L’on retrouve le lot commun des exilés de la génération des indépendances : l’absence d’état civil, l’illettrisme, l’atroce misère des douars, la fracture générationnelle entre parents et enfants, l’invisibilisation, la solitude, le dénuement, la perte des racines, l’éparpillement de la diaspora et le rêve d’un hypothétique retour au lieu d’origine. Le mutisme, l’incompréhension culturelle et la ségrégation ont ruiné l’existence des supplétifs algériens, enrôlés par l’appât d’un (maigre) gain, afin de pouvoir manger quotidiennement, d’empêcher leur famille de crever de faim et d’être habillés et chaussés convenablement. Ces omissions, cet effacement de l’histoire, sont traduites dans la réalité intérieure d’une famille. Ainsi, en 1959, le départ du couple Meriem et Azzedine, les héros du roman, est dû à l’intolérance des coutumes, la dureté du travail de la terre, la famine. D’où l’engagement d’Azzedine « dans l’armée française. Quinze francs la semaine » ; suivront « trente années d’exil ».
Le pire a été pratiqué, le viol et la torture par les militaires, bien loin du message de l’apport civilisateur de la France (voir le 8 mai 1945, les vingt mille morts des « massacres de Sétif, Guelma ou encore Kherrata »).

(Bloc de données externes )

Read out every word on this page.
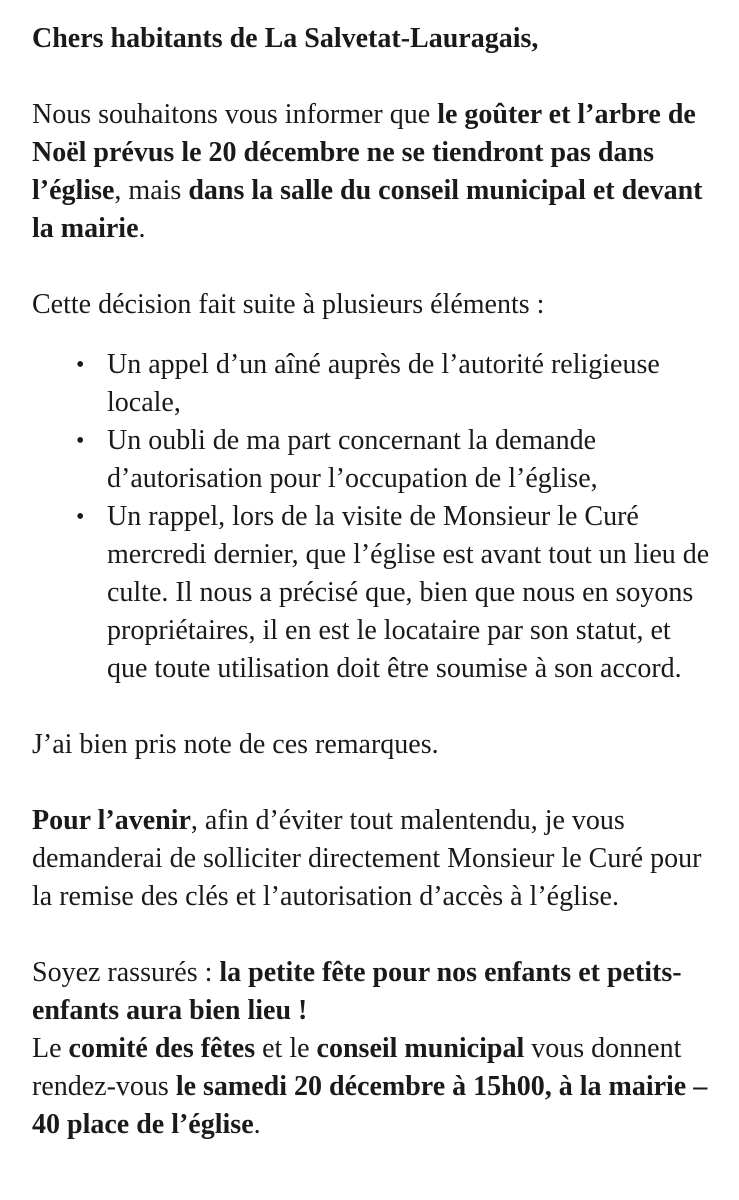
Chers habitants de La Salvetat-Lauragais,

Nous souhaitons vous informer que le goûter et l’arbre de Noël prévus le 20 décembre ne se tiendront pas dans l’église, mais dans la salle du conseil municipal et devant la mairie.

Cette décision fait suite à plusieurs éléments :

• Un appel d’un aîné auprès de l’autorité religieuse locale,
• Un oubli de ma part concernant la demande d’autorisation pour l’occupation de l’église,
• Un rappel, lors de la visite de Monsieur le Curé mercredi dernier, que l’église est avant tout un lieu de culte. Il nous a précisé que, bien que nous en soyons propriétaires, il en est le locataire par son statut, et que toute utilisation doit être soumise à son accord.

J’ai bien pris note de ces remarques.

Pour l’avenir, afin d’éviter tout malentendu, je vous demanderai de solliciter directement Monsieur le Curé pour la remise des clés et l’autorisation d’accès à l’église.

Soyez rassurés : la petite fête pour nos enfants et petits-enfants aura bien lieu !
Le comité des fêtes et le conseil municipal vous donnent rendez-vous le samedi 20 décembre à 15h00, à la mairie – 40 place de l’église.
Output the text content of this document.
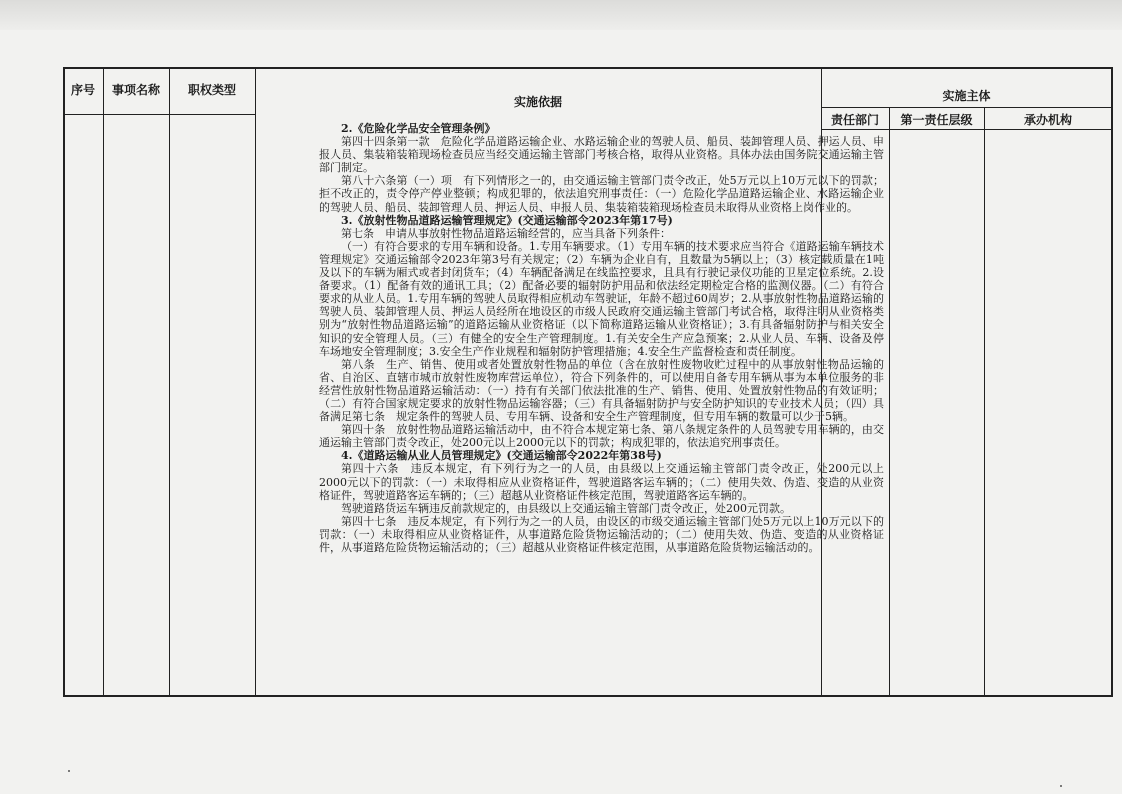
序号	事项名称	职权类型
实施依据	实施主体
责任部门	第一责任层级	承办机构

2.《危险化学品安全管理条例》

第四十四条第一款　危险化学品道路运输企业、水路运输企业的驾驶人员、船员、装卸管理人员、押运人员、申报人员、集装箱装箱现场检查员应当经交通运输主管部门考核合格，取得从业资格。具体办法由国务院交通运输主管部门制定。

第八十六条第（一）项　有下列情形之一的，由交通运输主管部门责令改正，处5万元以上10万元以下的罚款；拒不改正的，责令停产停业整顿；构成犯罪的，依法追究刑事责任：（一）危险化学品道路运输企业、水路运输企业的驾驶人员、船员、装卸管理人员、押运人员、申报人员、集装箱装箱现场检查员未取得从业资格上岗作业的。

3.《放射性物品道路运输管理规定》(交通运输部令2023年第17号)

第七条　申请从事放射性物品道路运输经营的，应当具备下列条件：

（一）有符合要求的专用车辆和设备。1.专用车辆要求。（1）专用车辆的技术要求应当符合《道路运输车辆技术管理规定》交通运输部令2023年第3号有关规定；（2）车辆为企业自有，且数量为5辆以上；（3）核定载质量在1吨及以下的车辆为厢式或者封闭货车；（4）车辆配备满足在线监控要求，且具有行驶记录仪功能的卫星定位系统。2.设备要求。（1）配备有效的通讯工具；（2）配备必要的辐射防护用品和依法经定期检定合格的监测仪器。（二）有符合要求的从业人员。1.专用车辆的驾驶人员取得相应机动车驾驶证，年龄不超过60周岁；2.从事放射性物品道路运输的驾驶人员、装卸管理人员、押运人员经所在地设区的市级人民政府交通运输主管部门考试合格，取得注明从业资格类别为“放射性物品道路运输”的道路运输从业资格证（以下简称道路运输从业资格证）；3.有具备辐射防护与相关安全知识的安全管理人员。（三）有健全的安全生产管理制度。1.有关安全生产应急预案；2.从业人员、车辆、设备及停车场地安全管理制度；3.安全生产作业规程和辐射防护管理措施；4.安全生产监督检查和责任制度。

第八条　生产、销售、使用或者处置放射性物品的单位（含在放射性废物收贮过程中的从事放射性物品运输的省、自治区、直辖市城市放射性废物库营运单位），符合下列条件的，可以使用自备专用车辆从事为本单位服务的非经营性放射性物品道路运输活动：（一）持有有关部门依法批准的生产、销售、使用、处置放射性物品的有效证明；（二）有符合国家规定要求的放射性物品运输容器；（三）有具备辐射防护与安全防护知识的专业技术人员；（四）具备满足第七条　规定条件的驾驶人员、专用车辆、设备和安全生产管理制度，但专用车辆的数量可以少于5辆。

第四十条　放射性物品道路运输活动中，由不符合本规定第七条、第八条规定条件的人员驾驶专用车辆的，由交通运输主管部门责令改正，处200元以上2000元以下的罚款；构成犯罪的，依法追究刑事责任。

4.《道路运输从业人员管理规定》(交通运输部令2022年第38号)

第四十六条　违反本规定，有下列行为之一的人员，由县级以上交通运输主管部门责令改正，处200元以上2000元以下的罚款：（一）未取得相应从业资格证件，驾驶道路客运车辆的；（二）使用失效、伪造、变造的从业资格证件，驾驶道路客运车辆的；（三）超越从业资格证件核定范围，驾驶道路客运车辆的。

驾驶道路货运车辆违反前款规定的，由县级以上交通运输主管部门责令改正，处200元罚款。

第四十七条　违反本规定，有下列行为之一的人员，由设区的市级交通运输主管部门处5万元以上10万元以下的罚款：（一）未取得相应从业资格证件，从事道路危险货物运输活动的；（二）使用失效、伪造、变造的从业资格证件，从事道路危险货物运输活动的；（三）超越从业资格证件核定范围，从事道路危险货物运输活动的。
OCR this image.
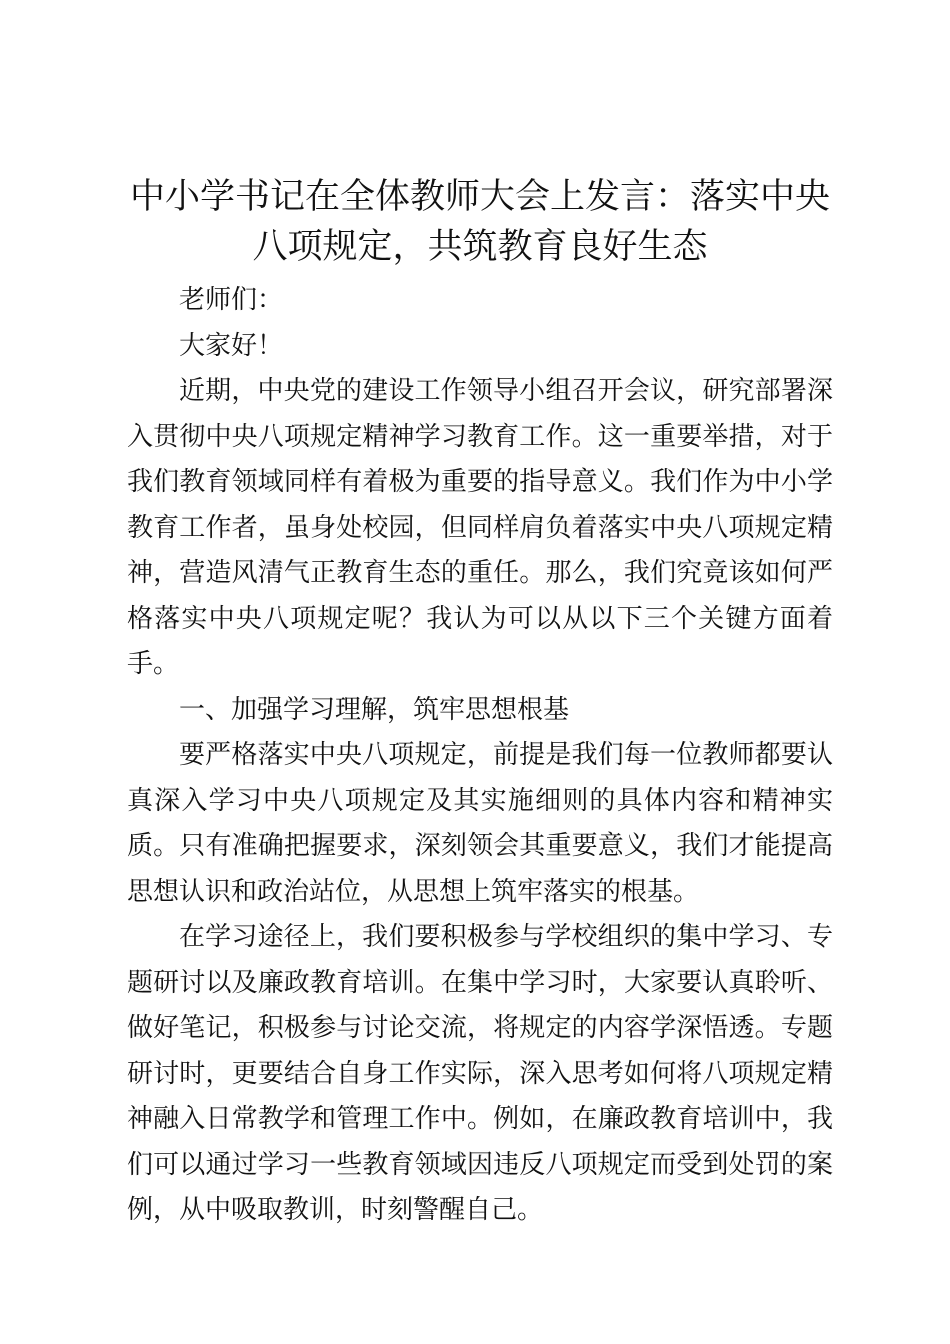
中小学书记在全体教师大会上发言：落实中央八项规定，共筑教育良好生态

老师们：

大家好！

近期，中央党的建设工作领导小组召开会议，研究部署深入贯彻中央八项规定精神学习教育工作。这一重要举措，对于我们教育领域同样有着极为重要的指导意义。我们作为中小学教育工作者，虽身处校园，但同样肩负着落实中央八项规定精神，营造风清气正教育生态的重任。那么，我们究竟该如何严格落实中央八项规定呢？我认为可以从以下三个关键方面着手。

一、加强学习理解，筑牢思想根基

要严格落实中央八项规定，前提是我们每一位教师都要认真深入学习中央八项规定及其实施细则的具体内容和精神实质。只有准确把握要求，深刻领会其重要意义，我们才能提高思想认识和政治站位，从思想上筑牢落实的根基。

在学习途径上，我们要积极参与学校组织的集中学习、专题研讨以及廉政教育培训。在集中学习时，大家要认真聆听、做好笔记，积极参与讨论交流，将规定的内容学深悟透。专题研讨时，更要结合自身工作实际，深入思考如何将八项规定精神融入日常教学和管理工作中。例如，在廉政教育培训中，我们可以通过学习一些教育领域因违反八项规定而受到处罚的案例，从中吸取教训，时刻警醒自己。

Mehdi Charef, sans tabous mais avec beaucoup de compassion, relate les conséquences d’un enrégimentement au sein de l’armée ennemie de pauvres paysans qui seront condamnés à mort par le FLN. Relégués en France dans des ghettos de transit, abandonnés, les harkis ont été traités comme des parias, marqués au fer rouge. « Les enfants d’Algérie étaient devenus des hommes et les vieux, le manque les avait creusés. Ils marchaient comme ceux qui ne rêvent plus avec dans leur maigre figure de grands yeux secs. (…) Ceux d’ici, les harkis, les pieds noirs, les juifs avaient tous l’air de dire aux autres : “Excusez-nous, mais nous, on ne sait même plus pleurer” ».
Pour les enfants d’Azzedine et de Meriem, prisonniers de cités-béton parmi les « amis bicots, nègres et juifs, entassés sur ces sols superposés qu’on appelle étages », entre « la synagogue (…) l’épicerie de Mongi le Tunisien (…), quelques Fracaouïs de prolétaires d’HLM » au tir facile, et « quelques seringues », le destin sera marqué par les épreuves. Le Harki de Meriem est un très beau roman, un témoignage qui met en scène une problématique d’actualité, formant les soubassements secrets de la société française.
Notons que « les dépouilles d’une cinquantaine d’enfants décédés dans le camp de harkis de Rivesaltes (Pyrénées-Orientales) datant du début des années 1960, doivent faire l’objet de fouilles et d’une réhabilitation de la mémoire avant l’été 2024. Le camp de Rivesaltes a accueilli près de 21.000 harkis et leurs familles entre 1962 et 1964, dans des conditions reconnues par l’État comme “indignes”. De nombreux enfants en bas âge sont morts de maladie, d’anémie ou d’autres sont mort-nés. Ils ont été enterrés dans ces cimetières de fortune, laissés ensuite à l’abandon. Le 20 mars 2023 un cimetière d’enfants harkis a été identifié sur le camp de Saint-Maurice l’Ardoise (Gard) » [extraits de France info, 2024].